Dirinya juga mengatakan, saat ini, Pemerintah Provinsi (Pemprov) Lampung, fokus dalam melaksanakan percepatan pembangunan yang berpihak pada kepentingan masyarakat, yaitu dalam bidang pembangunan infrastruktur dan pelayanan kepada masyarakat. “Harapannya akan dapat menjadi pendorong pertumbuhan ekonomi Lampung, sekaligus mengurangi kesenjangan yang ada, baik antar individu ataupun antar wilayah”, jelasnya.

Tak hanya itu, lanjut Taufik Hidayat, Pemprov Lampung juga fokus terhadap pembangunan Sumber Daya Manusia (SDM) yang potensial dan kompetitif untuk menjadikan Lampung sebagai provinsi yang selalu bergerak maju dalam roda pembangunan. “Memajukan Provinsi Lampung tidaklah semudah membalikkan telapak tangan, tetapi diperlukan kerja nyata, inovasi dan kreatifitas kita semua, termasuk keluarga besar PWNU Provinsi Lampung serta stakeholder terkait dan seluruh Iapisan masyarakat memiliki tanggungjawab yang sama sesuai dengan profesi yang dimiliki”, tutupnya.

Ketua Umum PBNU, KH Said Aqil Siradj, saat menerima penghormatan sekapur sirih dari penari adat Lampung.

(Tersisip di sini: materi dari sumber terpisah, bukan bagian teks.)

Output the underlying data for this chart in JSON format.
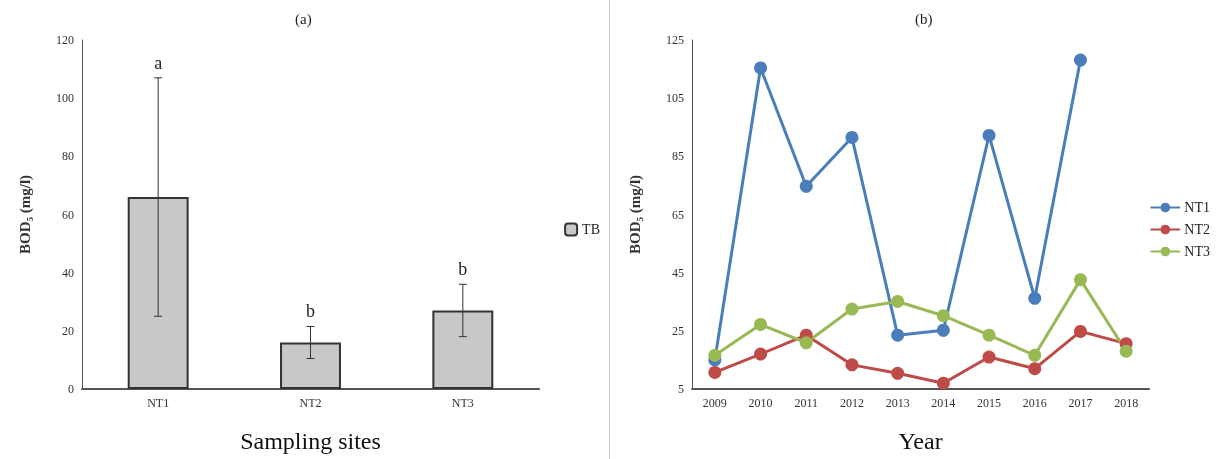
{
  "chart_data": [
    {
      "type": "bar",
      "title": "(a)",
      "xlabel": "Sampling sites",
      "ylabel": "BOD₅ (mg/l)",
      "categories": [
        "NT1",
        "NT2",
        "NT3"
      ],
      "series": [
        {
          "name": "TB",
          "color": "#c8c8c8",
          "values": [
            66,
            16,
            27
          ],
          "errors": [
            41,
            5.5,
            9
          ]
        }
      ],
      "ylim": [
        0,
        120
      ],
      "yticks": [
        0,
        20,
        40,
        60,
        80,
        100,
        120
      ],
      "grid": false,
      "legend": "right",
      "annotations": [
        "a",
        "b",
        "b"
      ]
    },
    {
      "type": "line",
      "title": "(b)",
      "xlabel": "Year",
      "ylabel": "BOD₅ (mg/l)",
      "categories": [
        "2009",
        "2010",
        "2011",
        "2012",
        "2013",
        "2014",
        "2015",
        "2016",
        "2017",
        "2018"
      ],
      "series": [
        {
          "name": "NT1",
          "color": "#4a7ebb",
          "values": [
            15,
            115.4,
            74.7,
            91.5,
            23.5,
            25.2,
            92.2,
            36.2,
            118.1,
            null
          ]
        },
        {
          "name": "NT2",
          "color": "#be4b48",
          "values": [
            10.7,
            17,
            23.5,
            13.3,
            10.4,
            7,
            16,
            12,
            24.8,
            20.6
          ]
        },
        {
          "name": "NT3",
          "color": "#98b954",
          "values": [
            16.6,
            27.2,
            20.9,
            32.5,
            35.1,
            30.2,
            23.5,
            16.6,
            42.6,
            18
          ]
        }
      ],
      "ylim": [
        5,
        125
      ],
      "yticks": [
        5,
        25,
        45,
        65,
        85,
        105,
        125
      ],
      "grid": false,
      "legend": "right",
      "marker": "circle",
      "line_style": "solid"
    }
  ]
}
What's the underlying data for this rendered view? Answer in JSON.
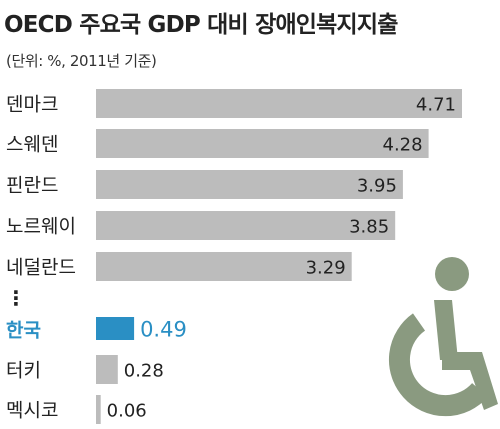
{
  "title": "OECD 주요국 GDP 대비 장애인복지지출",
  "subtitle": "(단위: %, 2011년 기준)",
  "ellipsis": "⋮",
  "colors": {
    "bar": "#bcbcbc",
    "highlight": "#2a8fc4",
    "text": "#222222",
    "icon": "#8a9a80"
  },
  "chart_data": {
    "type": "bar",
    "orientation": "horizontal",
    "title": "OECD 주요국 GDP 대비 장애인복지지출",
    "subtitle": "(단위: %, 2011년 기준)",
    "unit": "%",
    "categories": [
      "덴마크",
      "스웨덴",
      "핀란드",
      "노르웨이",
      "네덜란드",
      "한국",
      "터키",
      "멕시코"
    ],
    "values": [
      4.71,
      4.28,
      3.95,
      3.85,
      3.29,
      0.49,
      0.28,
      0.06
    ],
    "value_labels": [
      "4.71",
      "4.28",
      "3.95",
      "3.85",
      "3.29",
      "0.49",
      "0.28",
      "0.06"
    ],
    "highlight": "한국",
    "xlim": [
      0,
      4.71
    ],
    "grid": false,
    "legend": "none",
    "gap_after_index": 4,
    "decoration": "wheelchair-icon"
  }
}
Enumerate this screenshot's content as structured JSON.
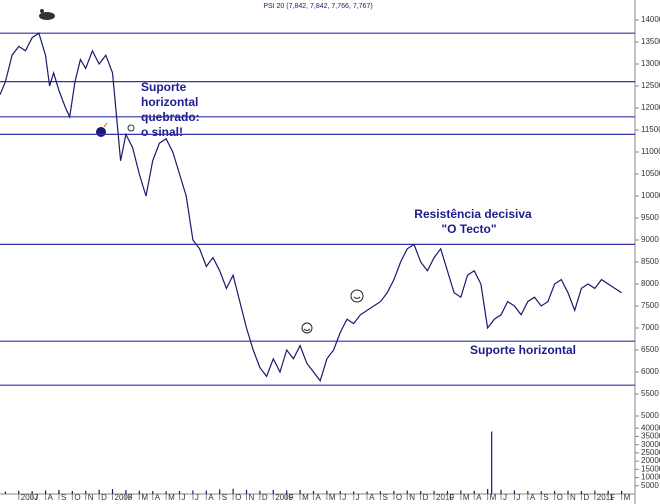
{
  "chart_data": [
    {
      "type": "line",
      "title": "PSI 20 (7,842, 7,842, 7,766, 7,767)",
      "annotations": [
        "Suporte",
        "horizontal",
        "quebrado:",
        "o sinal!",
        "Resistência decisiva",
        "\"O Tecto\"",
        "Suporte horizontal"
      ],
      "xlim": [
        3.6,
        51
      ],
      "ylim": [
        5000,
        14000
      ],
      "yticks": [
        5000,
        5500,
        6000,
        6500,
        7000,
        7500,
        8000,
        8500,
        9000,
        9500,
        10000,
        10500,
        11000,
        11500,
        12000,
        12500,
        13000,
        13500,
        14000
      ],
      "hlines": [
        13700,
        12600,
        11800,
        11400,
        8900,
        6700,
        5700
      ],
      "hline_color": "#3333aa",
      "series": [
        {
          "name": "PSI 20",
          "color": "#1a1a6e",
          "x": [
            3.6,
            4.0,
            4.5,
            5.0,
            5.5,
            6.0,
            6.5,
            7.0,
            7.3,
            7.6,
            8.0,
            8.5,
            8.8,
            9.2,
            9.6,
            10.0,
            10.5,
            11.0,
            11.5,
            12.0,
            12.3,
            12.6,
            13.0,
            13.5,
            14.0,
            14.5,
            15.0,
            15.5,
            16.0,
            16.5,
            17.0,
            17.5,
            18.0,
            18.5,
            19.0,
            19.5,
            20.0,
            20.5,
            21.0,
            21.5,
            22.0,
            22.5,
            23.0,
            23.5,
            24.0,
            24.5,
            25.0,
            25.5,
            26.0,
            26.5,
            27.0,
            27.5,
            28.0,
            28.5,
            29.0,
            29.5,
            30.0,
            30.5,
            31.0,
            32.0,
            32.5,
            33.0,
            33.5,
            34.0,
            34.5,
            35.0,
            35.5,
            36.0,
            36.5,
            37.0,
            37.5,
            38.0,
            38.5,
            39.0,
            39.5,
            40.0,
            40.5,
            41.0,
            41.5,
            42.0,
            42.5,
            43.0,
            43.5,
            44.0,
            44.5,
            45.0,
            45.5,
            46.0,
            46.5,
            47.0,
            47.5,
            48.0,
            48.5,
            49.0,
            49.5,
            50.0
          ],
          "values": [
            12300,
            12600,
            13200,
            13400,
            13300,
            13600,
            13700,
            13200,
            12500,
            12800,
            12400,
            12000,
            11800,
            12600,
            13100,
            12900,
            13300,
            13000,
            13200,
            12800,
            11800,
            10800,
            11400,
            11100,
            10500,
            10000,
            10800,
            11200,
            11300,
            11000,
            10500,
            10000,
            9000,
            8800,
            8400,
            8600,
            8300,
            7900,
            8200,
            7600,
            7000,
            6500,
            6100,
            5900,
            6300,
            6000,
            6500,
            6300,
            6600,
            6200,
            6000,
            5800,
            6300,
            6500,
            6900,
            7200,
            7100,
            7300,
            7400,
            7600,
            7800,
            8100,
            8500,
            8800,
            8900,
            8500,
            8300,
            8600,
            8800,
            8300,
            7800,
            7700,
            8200,
            8300,
            8000,
            7000,
            7200,
            7300,
            7600,
            7500,
            7300,
            7600,
            7700,
            7500,
            7600,
            8000,
            8100,
            7800,
            7400,
            7900,
            8000,
            7900,
            8100,
            8000,
            7900,
            7800
          ]
        }
      ]
    },
    {
      "type": "bar",
      "color": "#1a1a6e",
      "xlim": [
        3.6,
        51
      ],
      "ylim": [
        0,
        45000
      ],
      "yticks": [
        5000,
        10000,
        15000,
        20000,
        25000,
        30000,
        35000,
        40000
      ],
      "xticks": [
        {
          "value": 5,
          "label": "2007"
        },
        {
          "value": 6,
          "label": "J"
        },
        {
          "value": 7,
          "label": "A"
        },
        {
          "value": 8,
          "label": "S"
        },
        {
          "value": 9,
          "label": "O"
        },
        {
          "value": 10,
          "label": "N"
        },
        {
          "value": 11,
          "label": "D"
        },
        {
          "value": 12,
          "label": "2008"
        },
        {
          "value": 13,
          "label": "F"
        },
        {
          "value": 14,
          "label": "M"
        },
        {
          "value": 15,
          "label": "A"
        },
        {
          "value": 16,
          "label": "M"
        },
        {
          "value": 17,
          "label": "J"
        },
        {
          "value": 18,
          "label": "J"
        },
        {
          "value": 19,
          "label": "A"
        },
        {
          "value": 20,
          "label": "S"
        },
        {
          "value": 21,
          "label": "O"
        },
        {
          "value": 22,
          "label": "N"
        },
        {
          "value": 23,
          "label": "D"
        },
        {
          "value": 24,
          "label": "2009"
        },
        {
          "value": 25,
          "label": "F"
        },
        {
          "value": 26,
          "label": "M"
        },
        {
          "value": 27,
          "label": "A"
        },
        {
          "value": 28,
          "label": "M"
        },
        {
          "value": 29,
          "label": "J"
        },
        {
          "value": 30,
          "label": "J"
        },
        {
          "value": 31,
          "label": "A"
        },
        {
          "value": 32,
          "label": "S"
        },
        {
          "value": 33,
          "label": "O"
        },
        {
          "value": 34,
          "label": "N"
        },
        {
          "value": 35,
          "label": "D"
        },
        {
          "value": 36,
          "label": "2010"
        },
        {
          "value": 37,
          "label": "F"
        },
        {
          "value": 38,
          "label": "M"
        },
        {
          "value": 39,
          "label": "A"
        },
        {
          "value": 40,
          "label": "M"
        },
        {
          "value": 41,
          "label": "J"
        },
        {
          "value": 42,
          "label": "J"
        },
        {
          "value": 43,
          "label": "A"
        },
        {
          "value": 44,
          "label": "S"
        },
        {
          "value": 45,
          "label": "O"
        },
        {
          "value": 46,
          "label": "N"
        },
        {
          "value": 47,
          "label": "D"
        },
        {
          "value": 48,
          "label": "2011"
        },
        {
          "value": 49,
          "label": "F"
        },
        {
          "value": 50,
          "label": "M"
        }
      ],
      "x": [
        4,
        5,
        6,
        7,
        8,
        9,
        10,
        11,
        12,
        13,
        14,
        15,
        16,
        17,
        18,
        19,
        20,
        21,
        22,
        23,
        24,
        25,
        26,
        27,
        28,
        29,
        30,
        31,
        32,
        33,
        34,
        35,
        36,
        37,
        38,
        39,
        40,
        40.3,
        41,
        42,
        43,
        44,
        45,
        46,
        47,
        48,
        49,
        50
      ],
      "values": [
        1500,
        2000,
        1800,
        2200,
        2500,
        1800,
        2000,
        2600,
        3000,
        2400,
        2000,
        1800,
        1700,
        1900,
        2200,
        2100,
        2800,
        3200,
        2600,
        2000,
        2400,
        2200,
        2500,
        1900,
        2000,
        1800,
        1600,
        1500,
        1700,
        1900,
        2100,
        1800,
        2000,
        1900,
        2200,
        2000,
        3000,
        38000,
        2600,
        2200,
        1800,
        1700,
        1900,
        2000,
        1800,
        2100,
        2000,
        1900
      ]
    }
  ]
}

Di tempat yang sama, Ketua Umum PBNU, KH Said Aqil Siradj menjelaskan, semangat kebangsaan dan nasionalisme. Menurutnya, pada prinsip nasionalisme haruslah sejalan dengan agama Islam. “Nabi Muhammad diperintahkan untuk membangun umat islam yang modern dan cerdas, serta tidak radikalisme”, jelasnya.

Dirinya juga menjelaskan, Nabi Muhammad sangat melarang akan adanya permusuhan. “Tidak boleh ada permusuhan karena beda agama, suku, warna kulit, dan lainnya, kecuali kepada yang melanggar hukum seperti teroris, pejabat korupsi dan penjudi”, tegas KH Said Aqil Siradj.

“Dan NU juga punya peran, dalam menentukan nasib proklamasi kemerdekaan Indonesia. Semoga NU kedepannya semakin lebih baik dan bermanfaat bagi NKRI. Dan Lampung menjadi daerah maju serta sejahtera yang masyarakatnya kaya, memiliki akhlak baik, iman kuat, rukun dan solid”, pungkasnya.